An error methodology based on surface observations to compute the top of the atmosphere, clear-sky shortwave flux model errors
Anantharaj, Valentine (Valentine Gunasekaran)
AdvisorKing, Roger L.
CommitteeFitzpatrick, Patrick J.
Global Climate Models (GCMs) are indispensable tools for modeling climate change projections. Due to approximations, errors are introduced in the GCM computations of atmospheric radiation. The existing methodologies for the comparison of the GCM-computed shortwave fluxes (SWF) exiting the top of the atmosphere (TOA) against satellite observations do not separate the model errors in terms of the atmospheric and surface components. A new methodology has been developed for estimating the GCM systematic errors in the SWF at the TOA under clear-sky (CS) conditions. The new methodology is based on physical principles and utilizes in-situ measurements of SWF at the surface. This error adjustment methodology (EAM) has been validated by comparing GCM results against satellite measurements from the Clouds and the Earth’s Radiant Energy System (CERES) mission. The EAM was implemented in an error estimation model for solar radiation (EEMSR), and then applied to examine the hypothesis that the Community Climate System Model (CCSM), one of the most widely used GCMs, was deficient in representing the annual phenology of vegetation in many areas, and that satellite measurements of vegetation characteristics offered the means to rectify the problem. The CCSM computed monthly climatologies of TOA-CS-SWF were compared to the CERES climatology. The incorporation of satellite-derived land surface parameters improved the TOA SWF in many regions.
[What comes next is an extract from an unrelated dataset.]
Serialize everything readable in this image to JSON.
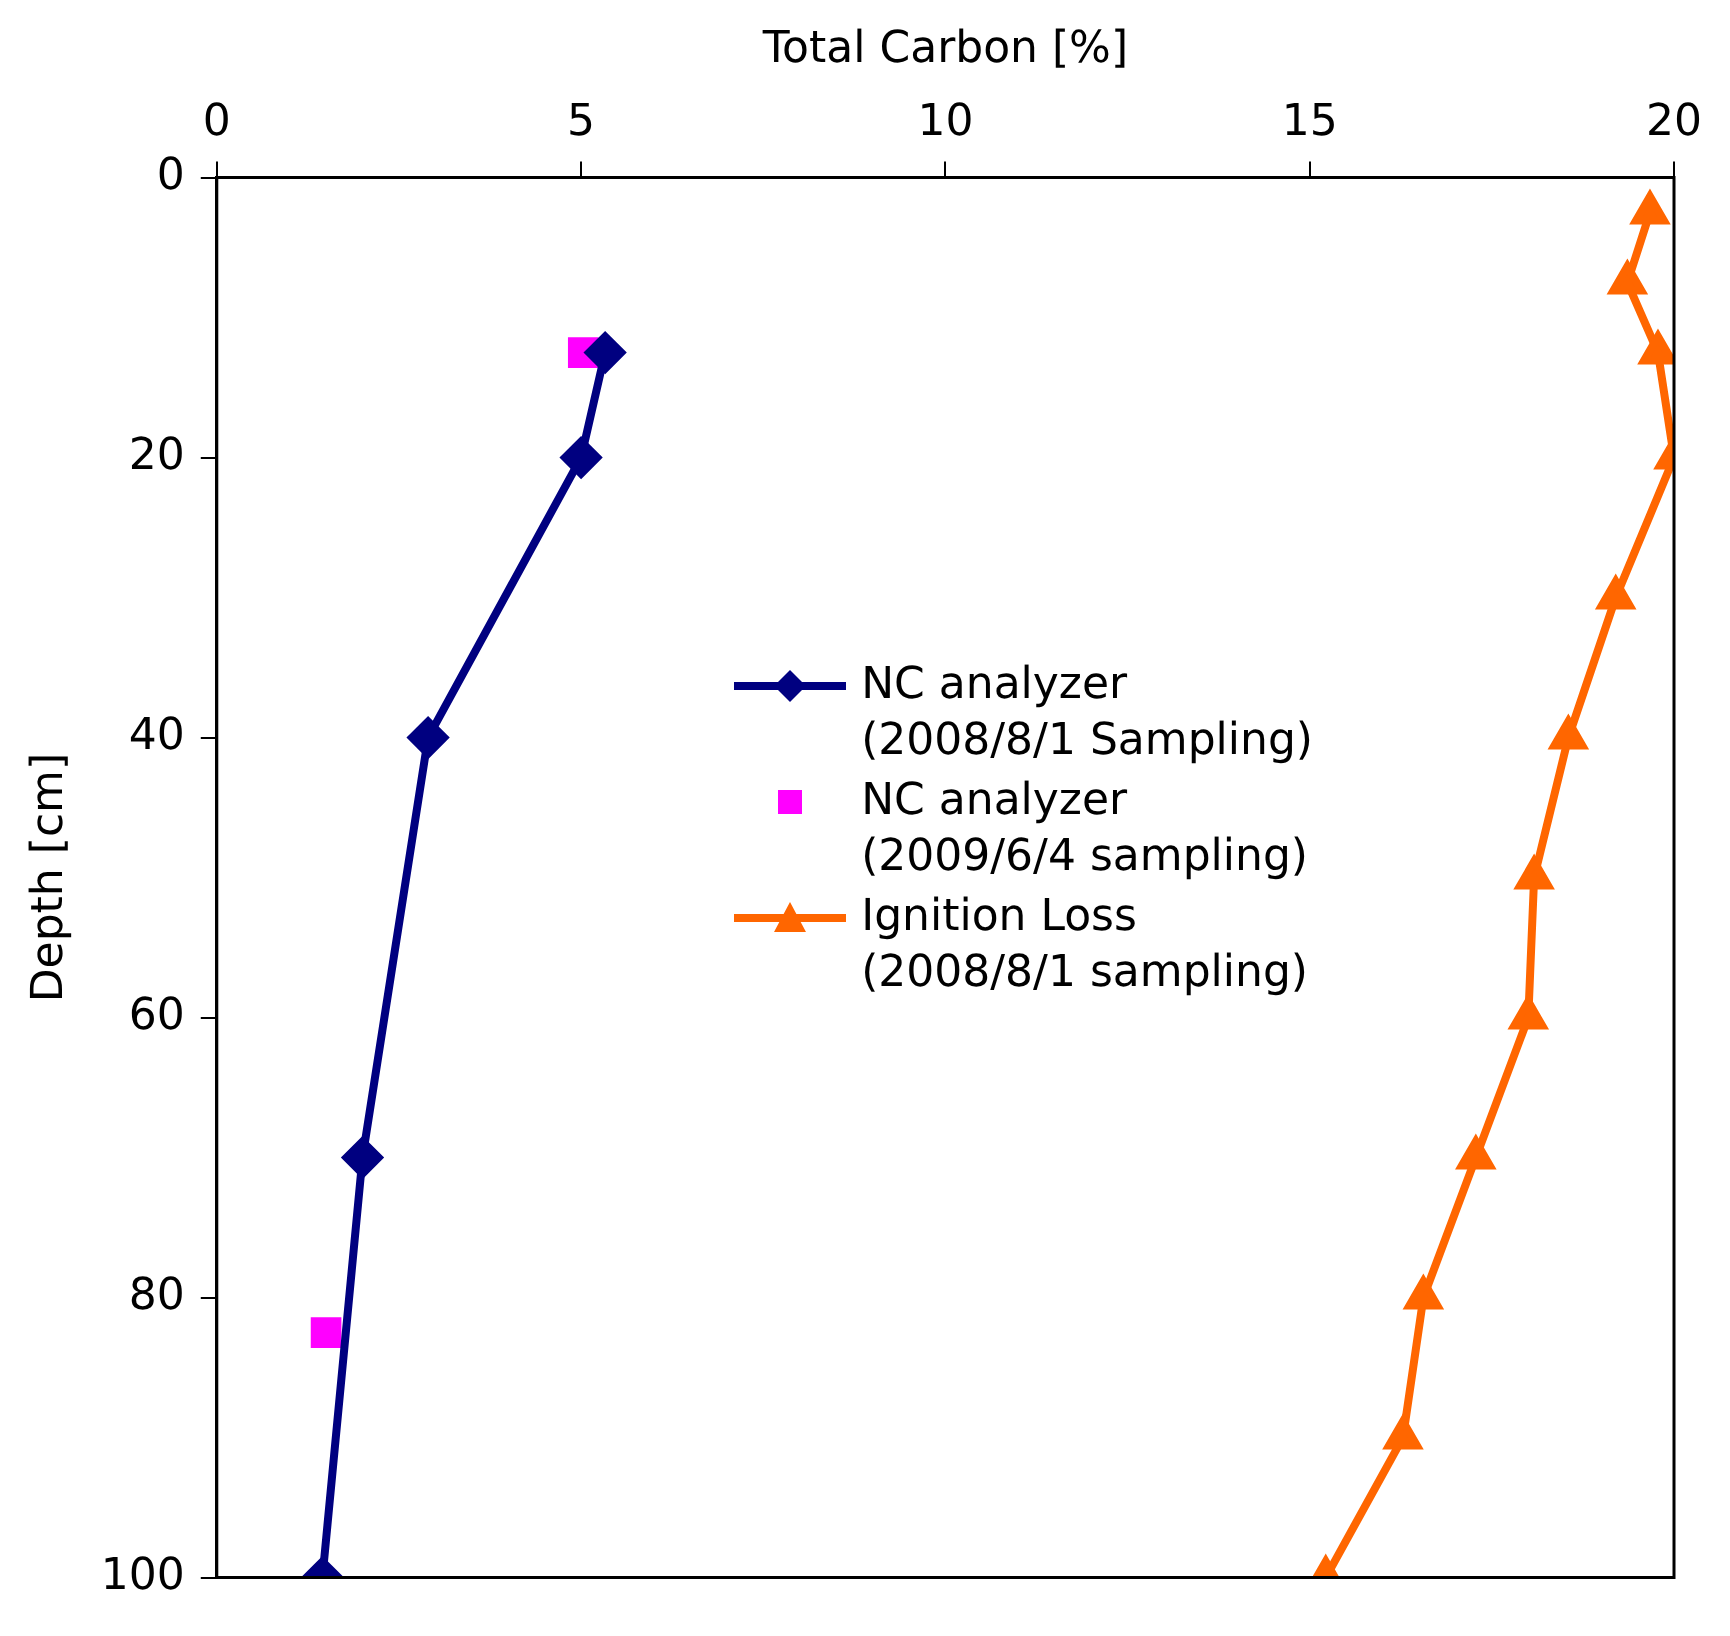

However, for more meaningful interpretations of the comparisons, it was necessary to account for the uncertainties arising from the radiation calculations of CCSM. In-situ measurements from two sites were used by EMBC to relate the observations and model estimates via a predictive equation to derive the errors in TOA CS-SWF for monthly climatologies. The model climatologies were adjusted using the computed error and then compared to CERES climatology at the two sites. The new results showed that at one of the sites, CCSM consistently overestimated the atmospheric transmissivity whereas at the other site the CCSM overestimated during the spring, summer and early fall and underestimated during late fall and winter. The bias adjustment using the EMBC helped determine more clearly that at the two sites the utilization of satellite-derived land surface parameters improved the TOA CS-SWF.